La subida -de 1,13 a 1,17 dólares- del billete del Metro en Santiago de Chile (obligada, según los expertos, por la devaluación del peso frente al dólar y el aumento del coste de la energía) ha provocado un estallido de violencia en la capital chilena de proporciones catastróficas: asaltos a sucursales bancarias, saqueo de supermercados, autobuses en llamas y… ¡78 estaciones del Metro arrasadas! Un apocalíptico escenario que ha obligado a unas acobardadas autoridades chilenas a revocar su decisión. Los usuarios del suburbano han conseguido su objetivo, pero… a qué precio: el servicio quedará interrumpido durante mucho tiempo y por supuesto, el coste de tan brutales destrozos no lo van a pagar los políticos, sino que recaerá sobre la ya precaria economía del mismo pueblo chileno que los ha ocasionado. Un caso parecido es el de los "chalecos amarillos" franceses que protestan por la subida del diésel y el alto coste de la vida. Queman coches, destrozan escaparates, rompen el mobiliario urbano e incluso pintarrajean el Arco del Triunfo, ¿acaso contribuirán estas "medidas" a solucionar sus problemas? Probablemente no, pero en ambos casos subyace la peregrina idea de que el Estado es una suerte de ente benefactor que debe atender los deseos de los ciudadanos con independencia de las circunstancias y que, en caso de negarse, debe soportar -y sufragar- estoicamente los estropicios que se produzcan por la pataleta de aquellos.

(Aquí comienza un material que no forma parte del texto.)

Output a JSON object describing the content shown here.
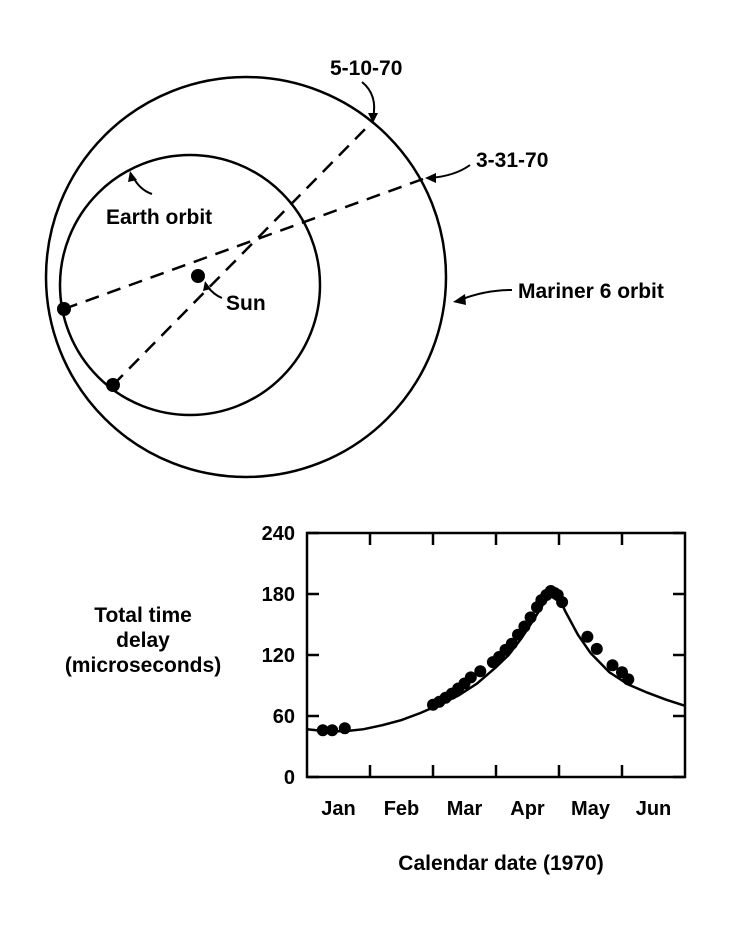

Otra cuestión que suele suscitar encendidas quejas en los más diversos colectivos es la del cambio climático. La gente se indigna por el calentamiento de los polos, la lluvia ácida o la contaminación, manifestándose, en general, con más vehemencia que juicio (véase el caso de la niña sueca Greta) para exigir a los gobiernos que reviertan el proceso apostando por las energías renovables y repudiando a aquellas otras (menos limpias) que hasta ahora habían impulsado el desarrollo de la humanidad. Es un hecho cierto que ya somos demasiados para los limitados recursos del planeta y que más allá de la tan idílica como irreal solución de las energías renovables (incapaces de satisfacer a todas luces el continuo incremento de demanda energética), la humanidad pronto tendrá que elegir entre mantener una vida llena de comodidades o renunciar a algunas de ellas para frenar la destrucción ambiental. ¿Cuántos de los que se manifiestan contra el cambio climático estarán dispuestos a prescindir de sus smartphones, de los viajes "low cost", la ropa barata o los automóviles? o ¿cuántos podrán asumir que preservar nuestro hábitat puede suponer que no salga agua caliente de los grifos (o ni siquiera agua) o que la energía eléctrica se convierta en un bien prohibitivo? Revertir la degradación del planeta pasa por vivir de forma más simple y austera. ¿Están preparados para ello quienes ahora vociferan -p. ej.- contra las centrales nucleares?